New York has one of the highest mortgage delinquency and foreclosure rates, as well as one of the most protracted foreclosure timelines (an average of 1,103 days), in the country. To help homeowners facing foreclosure, Governor Andrew Cuomo signed Senate Bill S5160 into law on December 23, 2019. This law gives New York homeowners more leeway to bring up the defense of “standing” in a foreclosure lawsuit.
Mortgage loans are often bought, sold, and, in some cases, securitized. As a result, confusion sometimes arises over who owns the note and mortgage. Because only the loan holder (the loan owner or someone acting on the owner's behalf) may foreclose, if the party filing the lawsuit can't prove it owns the loan, then it doesn't have the legal right to foreclose. A homeowner can present this issue as a defense to the foreclosure. The legal principle behind this defense is called “standing.”
Previously, a homeowner facing a foreclosure in New York had to raise the defense of standing in a responsive pleading, like in an answer or in a pre-answer motion to dismiss, often within 30 days. If homeowners didn’t introduce the issue of standing within the allotted time frame, they waived their right to bring it up later on in the court process. But many homeowners didn’t understand the foreclosure paperwork served on them or didn’t hire a lawyer until it was too late to argue a lack of standing as a defense. So, in many instances, homeowners lost their property in a foreclosure—even though the bank wasn’t permitted to start the suit in the first place.

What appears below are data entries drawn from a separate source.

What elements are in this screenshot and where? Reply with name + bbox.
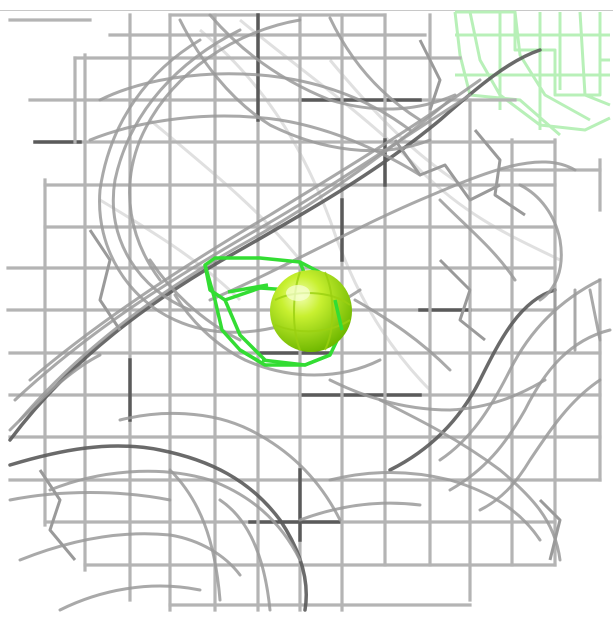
mesh-contour [98, 72, 412, 132]
mesh-contour [148, 258, 242, 342]
faint-green-cage [498, 12, 610, 130]
mesh-contour [18, 532, 242, 577]
mesh-contour [58, 584, 202, 612]
faint-grey-contour [328, 59, 471, 192]
ligand-sphere [270, 270, 352, 352]
mesh-contour [553, 288, 602, 352]
mesh-contour [13, 93, 472, 402]
ligand-layer [203, 256, 352, 367]
mesh-contour [353, 298, 452, 372]
faint-green-cage [468, 11, 611, 132]
ligand-sphere-mesh [274, 319, 351, 333]
mesh-fragment [393, 139, 501, 202]
mesh-contour [28, 78, 482, 382]
mesh-fragment [38, 469, 77, 561]
mesh-contour [298, 501, 422, 522]
faint-green-cage [558, 11, 611, 107]
faint-grey-contour [199, 28, 432, 392]
mesh-contour-dark [8, 48, 542, 442]
mesh-contour [8, 491, 172, 502]
mesh-contour [168, 468, 222, 602]
mesh-contour [328, 378, 547, 412]
mesh-fragment [538, 498, 562, 561]
mesh-contour [478, 378, 602, 512]
mesh-contour [98, 38, 362, 334]
mesh-contour [178, 18, 432, 153]
mesh-contour [173, 293, 382, 377]
ligand-sphere-mesh [324, 271, 334, 351]
faint-grey-contour [239, 18, 561, 262]
mesh-contour [208, 13, 457, 111]
mesh-fragment [473, 129, 526, 217]
mesh-contour [88, 114, 422, 177]
mesh-contour [128, 18, 302, 282]
curved-mesh-layer [8, 13, 612, 612]
mesh-contour [438, 278, 602, 462]
mesh-contour [118, 411, 342, 522]
mesh-fragment [418, 39, 442, 111]
mesh-contour [328, 16, 422, 122]
mesh-contour [518, 183, 563, 302]
mesh-contour [438, 198, 517, 282]
ligand-cage-front [333, 299, 344, 331]
mesh-fragment [438, 258, 486, 342]
mesh-contour [218, 498, 272, 612]
mesh-contour [448, 328, 612, 492]
mesh-contour [48, 469, 302, 562]
mesh-contour [328, 471, 542, 542]
top-border-line [0, 10, 613, 11]
ligand-cage-front [261, 353, 331, 367]
mesh-contour-dark [388, 288, 557, 472]
mesh-contour [378, 398, 562, 562]
ligand-sphere-highlight [286, 285, 310, 301]
mesh-contour [208, 160, 577, 302]
ligand-cage [203, 264, 291, 362]
mesh-fragment [88, 229, 122, 331]
ligand-sphere-mesh [274, 292, 351, 306]
mesh-contour [8, 353, 102, 432]
mesh-contour [111, 28, 242, 312]
ligand-sphere-mesh [293, 271, 301, 351]
ligand-cage-front [239, 348, 266, 367]
faint-green-cage [455, 33, 610, 77]
faint-grey-contour [99, 198, 242, 302]
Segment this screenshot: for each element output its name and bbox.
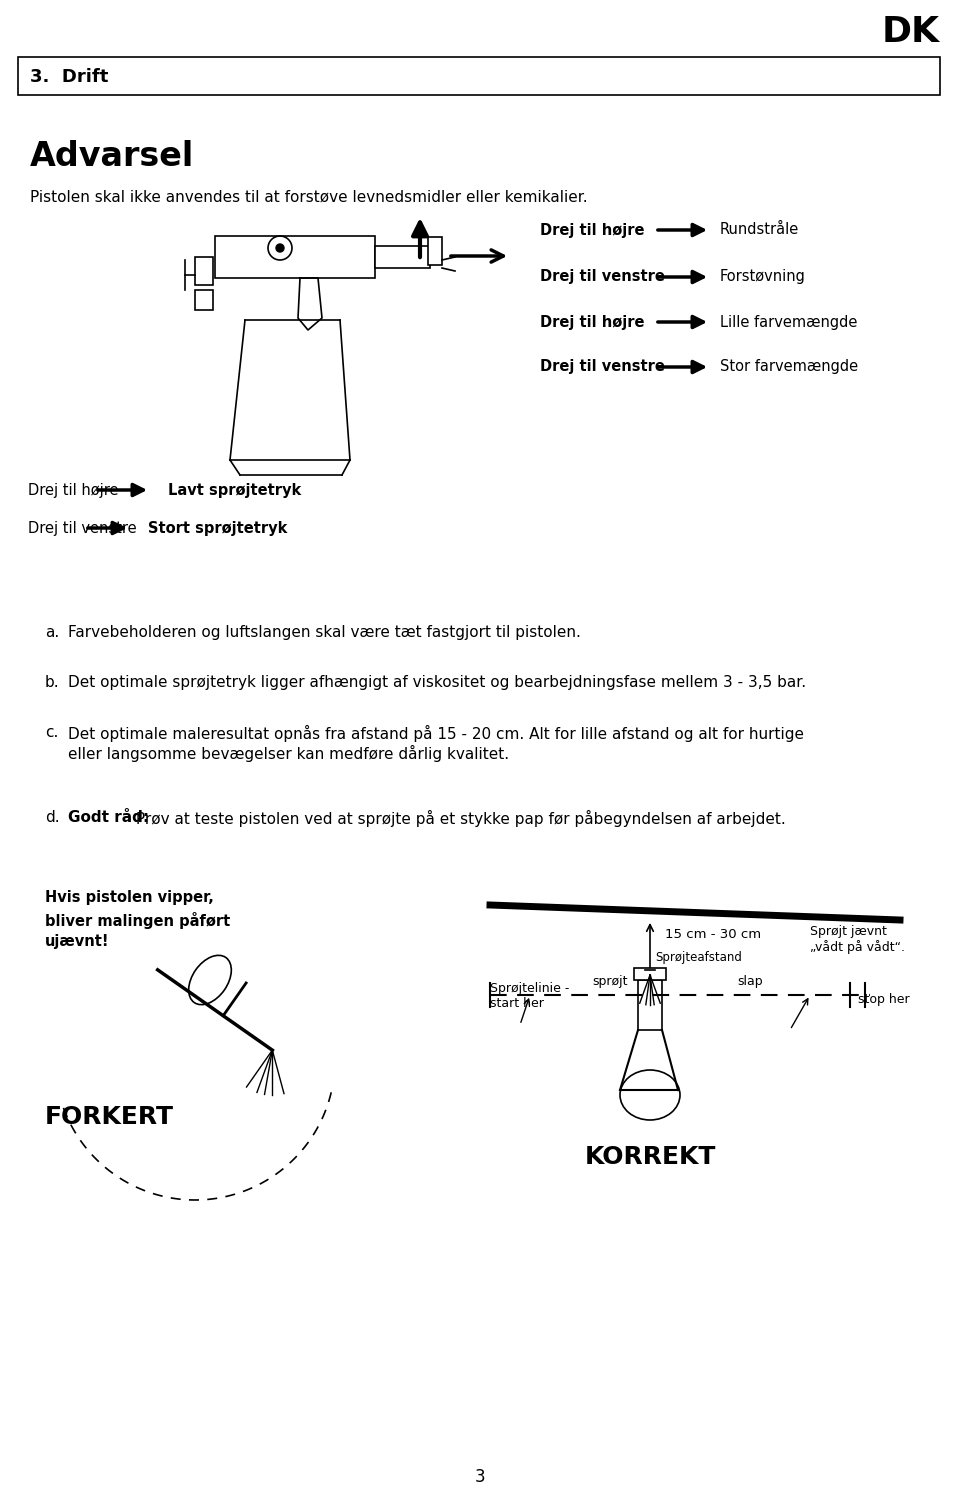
FancyBboxPatch shape bbox=[428, 238, 442, 265]
FancyBboxPatch shape bbox=[18, 57, 940, 95]
Text: Lavt sprøjtetryk: Lavt sprøjtetryk bbox=[168, 483, 301, 498]
Text: Sprøjteafstand: Sprøjteafstand bbox=[655, 952, 742, 964]
Text: Drej til venstre: Drej til venstre bbox=[28, 520, 136, 535]
Text: Forstøvning: Forstøvning bbox=[720, 269, 805, 284]
Text: Det optimale sprøjtetryk ligger afhængigt af viskositet og bearbejdningsfase mel: Det optimale sprøjtetryk ligger afhængig… bbox=[68, 675, 806, 690]
FancyBboxPatch shape bbox=[215, 236, 375, 278]
Text: Lille farvemængde: Lille farvemængde bbox=[720, 314, 857, 329]
Text: Drej til højre: Drej til højre bbox=[540, 223, 644, 238]
Text: Drej til venstre: Drej til venstre bbox=[540, 269, 665, 284]
Text: FORKERT: FORKERT bbox=[45, 1105, 174, 1130]
Text: Drej til højre: Drej til højre bbox=[28, 483, 118, 498]
Text: c.: c. bbox=[45, 725, 59, 740]
Text: bliver malingen påført: bliver malingen påført bbox=[45, 911, 230, 929]
Text: Farvebeholderen og luftslangen skal være tæt fastgjort til pistolen.: Farvebeholderen og luftslangen skal være… bbox=[68, 626, 581, 641]
Text: sprøjt: sprøjt bbox=[592, 975, 628, 988]
Text: Advarsel: Advarsel bbox=[30, 140, 194, 173]
Text: stop her: stop her bbox=[858, 994, 910, 1006]
Text: Rundstråle: Rundstråle bbox=[720, 223, 800, 238]
Text: Det optimale maleresultat opnås fra afstand på 15 - 20 cm. Alt for lille afstand: Det optimale maleresultat opnås fra afst… bbox=[68, 725, 804, 763]
Text: DK: DK bbox=[882, 15, 940, 50]
Text: 15 cm - 30 cm: 15 cm - 30 cm bbox=[665, 928, 761, 942]
Text: d.: d. bbox=[45, 811, 60, 826]
Text: 3.  Drift: 3. Drift bbox=[30, 68, 108, 86]
Text: slap: slap bbox=[737, 975, 763, 988]
Text: b.: b. bbox=[45, 675, 60, 690]
FancyBboxPatch shape bbox=[195, 290, 213, 310]
Text: a.: a. bbox=[45, 626, 60, 641]
FancyBboxPatch shape bbox=[638, 981, 662, 1030]
Text: Sprøjt jævnt
„vådt på vådt“.: Sprøjt jævnt „vådt på vådt“. bbox=[810, 925, 905, 954]
Text: Godt råd:: Godt råd: bbox=[68, 811, 149, 826]
Text: Drej til venstre: Drej til venstre bbox=[540, 359, 665, 374]
Text: Drej til højre: Drej til højre bbox=[540, 314, 644, 329]
FancyBboxPatch shape bbox=[634, 969, 666, 981]
Text: KORREKT: KORREKT bbox=[585, 1145, 716, 1169]
Text: Stor farvemængde: Stor farvemængde bbox=[720, 359, 858, 374]
Text: Pistolen skal ikke anvendes til at forstøve levnedsmidler eller kemikalier.: Pistolen skal ikke anvendes til at forst… bbox=[30, 190, 588, 205]
FancyBboxPatch shape bbox=[195, 257, 213, 284]
Text: Sprøjtelinie -
start her: Sprøjtelinie - start her bbox=[490, 982, 569, 1011]
Text: Hvis pistolen vipper,: Hvis pistolen vipper, bbox=[45, 890, 214, 905]
Circle shape bbox=[276, 244, 284, 253]
Text: ujævnt!: ujævnt! bbox=[45, 934, 109, 949]
Text: 3: 3 bbox=[474, 1468, 486, 1486]
Text: Prøv at teste pistolen ved at sprøjte på et stykke pap før påbegyndelsen af arbe: Prøv at teste pistolen ved at sprøjte på… bbox=[131, 811, 785, 827]
Text: Stort sprøjtetryk: Stort sprøjtetryk bbox=[148, 520, 287, 535]
FancyBboxPatch shape bbox=[375, 247, 430, 268]
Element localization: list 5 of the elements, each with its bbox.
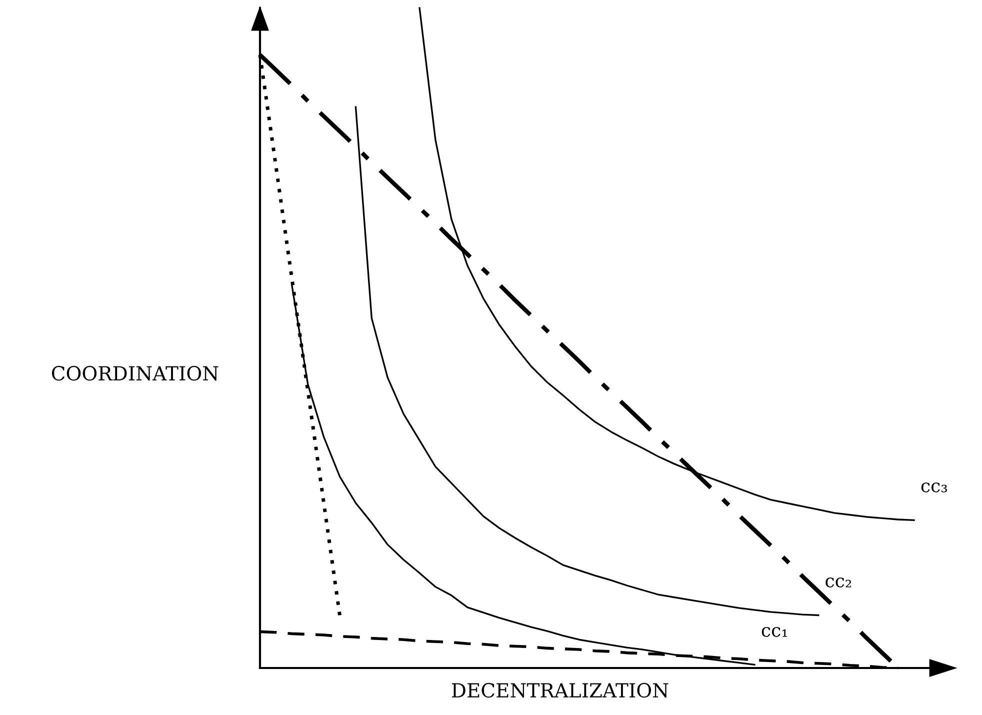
series-label: cc₂ [826,578,852,588]
series-label: cc₃ [921,482,947,492]
x-axis-title: DECENTRALIZATION [452,682,668,698]
series-label: cc₁ [762,627,787,637]
y-axis-title: COORDINATION [52,366,218,381]
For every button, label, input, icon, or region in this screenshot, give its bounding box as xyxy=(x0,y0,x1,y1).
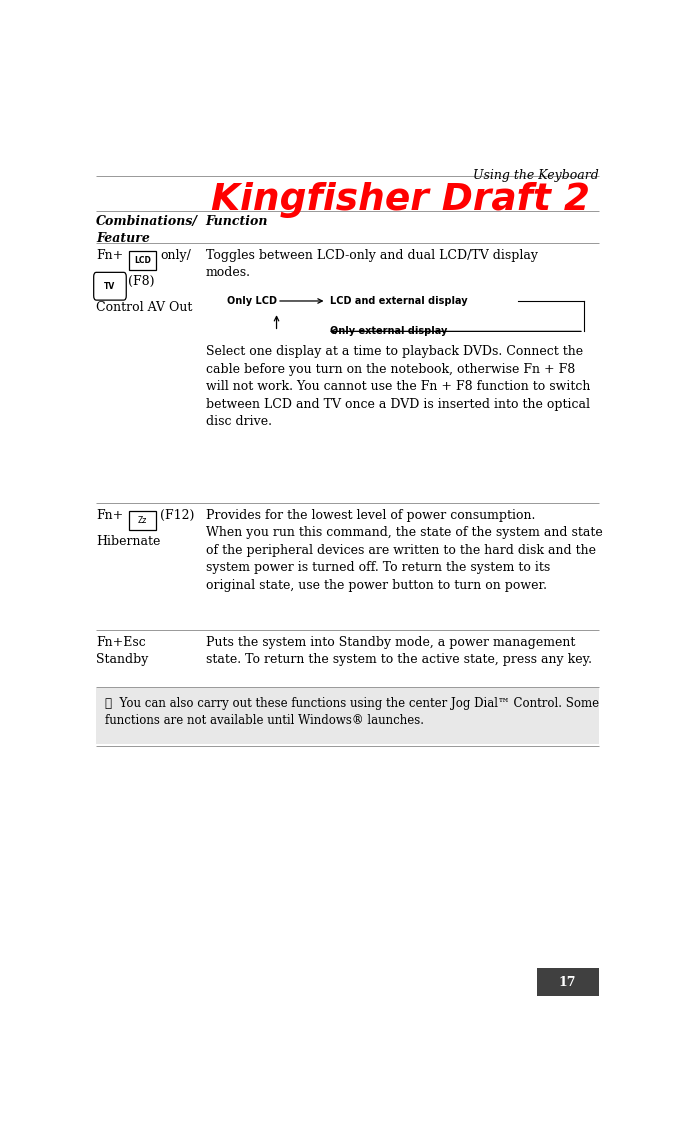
Bar xyxy=(96,687,599,745)
Text: Control AV Out: Control AV Out xyxy=(96,301,193,314)
Text: (F12): (F12) xyxy=(161,508,195,522)
Text: Select one display at a time to playback DVDs. Connect the
cable before you turn: Select one display at a time to playback… xyxy=(205,345,590,428)
Text: only/: only/ xyxy=(161,249,191,261)
FancyBboxPatch shape xyxy=(94,273,126,300)
Text: ✍  You can also carry out these functions using the center Jog Dial™ Control. So: ✍ You can also carry out these functions… xyxy=(104,696,599,727)
Text: Hibernate: Hibernate xyxy=(96,535,161,548)
Text: Puts the system into Standby mode, a power management
state. To return the syste: Puts the system into Standby mode, a pow… xyxy=(205,636,592,666)
Text: Using the Keyboard: Using the Keyboard xyxy=(473,169,599,181)
Text: Toggles between LCD-only and dual LCD/TV display
modes.: Toggles between LCD-only and dual LCD/TV… xyxy=(205,249,538,279)
Text: Zz: Zz xyxy=(138,516,147,524)
Text: Kingfisher Draft 2: Kingfisher Draft 2 xyxy=(211,183,589,219)
Bar xyxy=(129,250,156,269)
Text: Fn+Esc
Standby: Fn+Esc Standby xyxy=(96,636,148,666)
Text: 17: 17 xyxy=(559,976,576,988)
Text: Fn+: Fn+ xyxy=(96,249,123,261)
Text: Fn+: Fn+ xyxy=(96,508,123,522)
Text: Only external display: Only external display xyxy=(330,327,447,336)
Text: LCD and external display: LCD and external display xyxy=(330,296,467,307)
Bar xyxy=(129,511,156,530)
Text: Provides for the lowest level of power consumption.
When you run this command, t: Provides for the lowest level of power c… xyxy=(205,508,602,592)
Text: (F8): (F8) xyxy=(128,275,155,289)
Bar xyxy=(537,968,599,996)
Text: Function: Function xyxy=(205,215,268,228)
Text: LCD: LCD xyxy=(134,256,151,265)
Text: Combinations/
Feature: Combinations/ Feature xyxy=(96,215,198,245)
Text: Only LCD: Only LCD xyxy=(226,296,277,307)
Text: TV: TV xyxy=(104,282,115,291)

Senate Bill S5160 amended New York’s Real Property Actions and Proceedings Law by adding a new section 1302-a, which permits a homeowner defendant in a foreclosure suit to raise a defense of standing at any time in the litigation. But the defendant may not put forward an objection or defense of lack of standing following a foreclosure sale, unless the judgment of foreclosure and sale was issued upon the defendant's default.